Green Paper Gold: How to Pay for a Global 'New New Deal'
There's growing support for fighting global economic stagnation and global warming simultaneously with a "green New Deal" nationally and globally. Investing to cut greenhouse gasses can create "green jobs" and provide fiscal stimulus while it is protecting the planet. But how is it going to be paid for?
Reduced energy costs can pay for part of such programs in the long run. Taxes, government borrowing, and the auction of carbon permits under new "cap-and-trade" systems can pay for part. But to raise the significant funds that are needed, we recommend an additional piece of the puzzle: Green paper gold.
In 1969, national governments gave the International Monetary Fund (IMF) the right to create Special Drawing Rights (SDRs), often referred to as "paper gold." Nobel laureate and former World Bank chief economist Joseph Stiglitz describes SDRs as "a kind of global money, issued by the IMF, which countries agree to accept and exchange for dollars or other hard currencies"
For several years, Stiglitz has proposed that SDRs — or a new "global greenback" along similar lines — be used to supplement other reserve currencies. They would be issued for investment in developing countries and for "global public goods" like environmental projects, health initiatives, and humanitarian assistance. They would simultaneously counter global deflation and help countries with trade deficits to avoid ruinous devaluations and runs on their currencies.
In today's converging economic and environmental crises, why not issue "green SDRs" to help finance the global war on global warming? Surely nothing could better qualify as a "global public good" than saving the planet from ruinous climate change. And at the same time, green SDRs could provide some of the stimulus needed to move the global economy out of its deepening stagnation.
A New Trust Fund
Since many countries have reservations about the IMF, and since it's not well-suited to run environmental programs, the IMF could issue the green SDRs to a global climate protection trust fund. The appropriate overseer for such a fund might well be the United Nations Environmental Program (UNEP). Its authoritative scientific committee, the Intergovernmental Panel on Climate Change (IPCC), should certainly play a major role in setting criteria and evaluating the results.
Countries would apply to the trust fund for SDRs that can be used solely to implement their national plans to reduce greenhouse gas emissions. In order to qualify, each country would be required to meet its international commitments to reduce greenhouse gases — like those in the Kyoto Protocol and in the follow-on agreement to be negotiated at Copenhagen in 2009. This would make the green SDRs an incentive for countries to meet those commitments. Complete transparency in allocating and contracting can be a further condition for receiving SDRs.
The funds could be allocated based on countries' need for help in paying for their own climate protection costs and the importance of their efforts for meeting global climate protection targets. They could also be allocated, as Stiglitz has suggested, by "competition among countries" for the most worthwhile projects. They would help pay for energy conservation, mass transit, research, development, and investment for sustainable energy, technology transfer to low-income countries, and climate-change adaptation.

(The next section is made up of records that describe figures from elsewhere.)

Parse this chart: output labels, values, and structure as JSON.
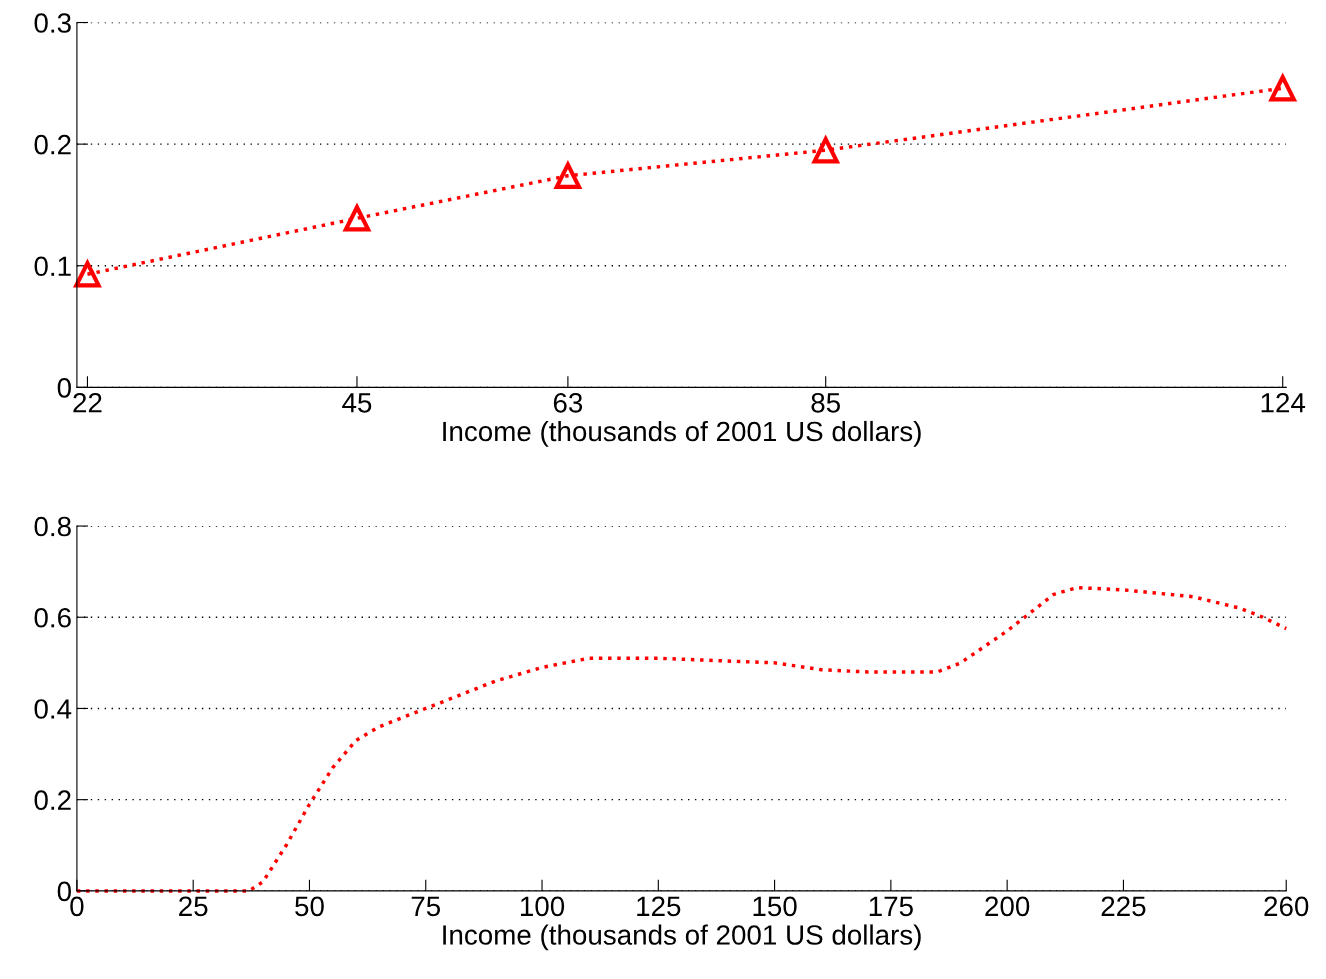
{
  "chart_data": [
    {
      "type": "line",
      "xlabel": "Income (thousands of 2001 US dollars)",
      "x": [
        22,
        45,
        63,
        85,
        124
      ],
      "series": [
        {
          "color": "#ff0000",
          "values": [
            0.093,
            0.139,
            0.174,
            0.195,
            0.246
          ]
        }
      ],
      "xlim": [
        21.1,
        124.3
      ],
      "xticks": [
        22,
        45,
        63,
        85,
        124
      ],
      "ylim": [
        0,
        0.3
      ],
      "yticks": [
        0,
        0.1,
        0.2,
        0.3
      ],
      "grid": "y",
      "marker": "triangle",
      "line_style": "dotted"
    },
    {
      "type": "line",
      "xlabel": "Income (thousands of 2001 US dollars)",
      "x": [
        0,
        10,
        20,
        30,
        37,
        40,
        45,
        50,
        55,
        60,
        65,
        70,
        75,
        90,
        100,
        110,
        125,
        150,
        160,
        170,
        185,
        190,
        200,
        210,
        215,
        225,
        240,
        250,
        255,
        260
      ],
      "series": [
        {
          "color": "#ff0000",
          "values": [
            0,
            0,
            0,
            0,
            0,
            0.02,
            0.1,
            0.19,
            0.27,
            0.33,
            0.36,
            0.38,
            0.4,
            0.46,
            0.49,
            0.51,
            0.51,
            0.5,
            0.485,
            0.48,
            0.48,
            0.5,
            0.57,
            0.65,
            0.665,
            0.66,
            0.645,
            0.62,
            0.6,
            0.575
          ]
        }
      ],
      "xlim": [
        0,
        260
      ],
      "xticks": [
        0,
        25,
        50,
        75,
        100,
        125,
        150,
        175,
        200,
        225,
        260
      ],
      "ylim": [
        0,
        0.8
      ],
      "yticks": [
        0,
        0.2,
        0.4,
        0.6,
        0.8
      ],
      "grid": "y",
      "marker": "none",
      "line_style": "dotted"
    }
  ]
}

At the moment, climate protection efforts are languishing, largely as a result of the credit crunch and the fiscal crisis faced by the world's governments. In the United States, investment in clean energy and low carbon technology actually declined in 2008, according to the research group New Energy Finance. Global agreement to a green SDR program could jumpstart a reversal of that trend.
Indeed, the paradox of our economic downturn is that the world's human and material resources are being placed "out of service" at the very time they are desperately needed to fight global warming. Green SDRs would make it possible to mobilize resources that would otherwise lie dormant and use them to protect the planet.
Climate protection efforts have been largely stymied by conflict between developed and developing countries over who should bear their cost. But green SDRs could provide the basis for a "grand bargain" in which climate protection could be a win-win not only environmentally but economically.
The British government's highly respected "Stern Review on the Economics of Climate Change" estimates that climate protection should cost about one percent of global GDP for the next three to four decades. Current global GDP is about $60 trillion, so let's say roughly half a trillion a year is needed globally for climate protection. This figure correlates roughly with what the IMF's John Lipsky recently told students at Johns Hopkins University: "Global fiscal stimulus on the order of 2% of GDP is justified" to sustain global demand in the current economic downturn. Two percent of the world's $60 trillion output comes to about $1.2 trillion. Half of that would cover the projected annual cost of protecting the world's climate.
In terms of job creation, economic stimulus, and support for long-term growth — not to mention warding off climate disaster — nothing is likely to provide bigger benefits than investment in climate protection. So from every point of view, the answer to the question of how big a green SDR program should be is: big enough to provide every penny the "global green new deal" is capable of spending on climate protection.
The Group of 20, which includes the world's richest countries, Russia and large developing countries like China, Brazil, and South Africa, held a summit in Washington last month that gave world powers a chance to coordinate their responses to the burgeoning international financial crisis. A second G-20 global economic summit is planned in April. An agreement to establish green SDRs would provide them a concrete — and electrifying — result.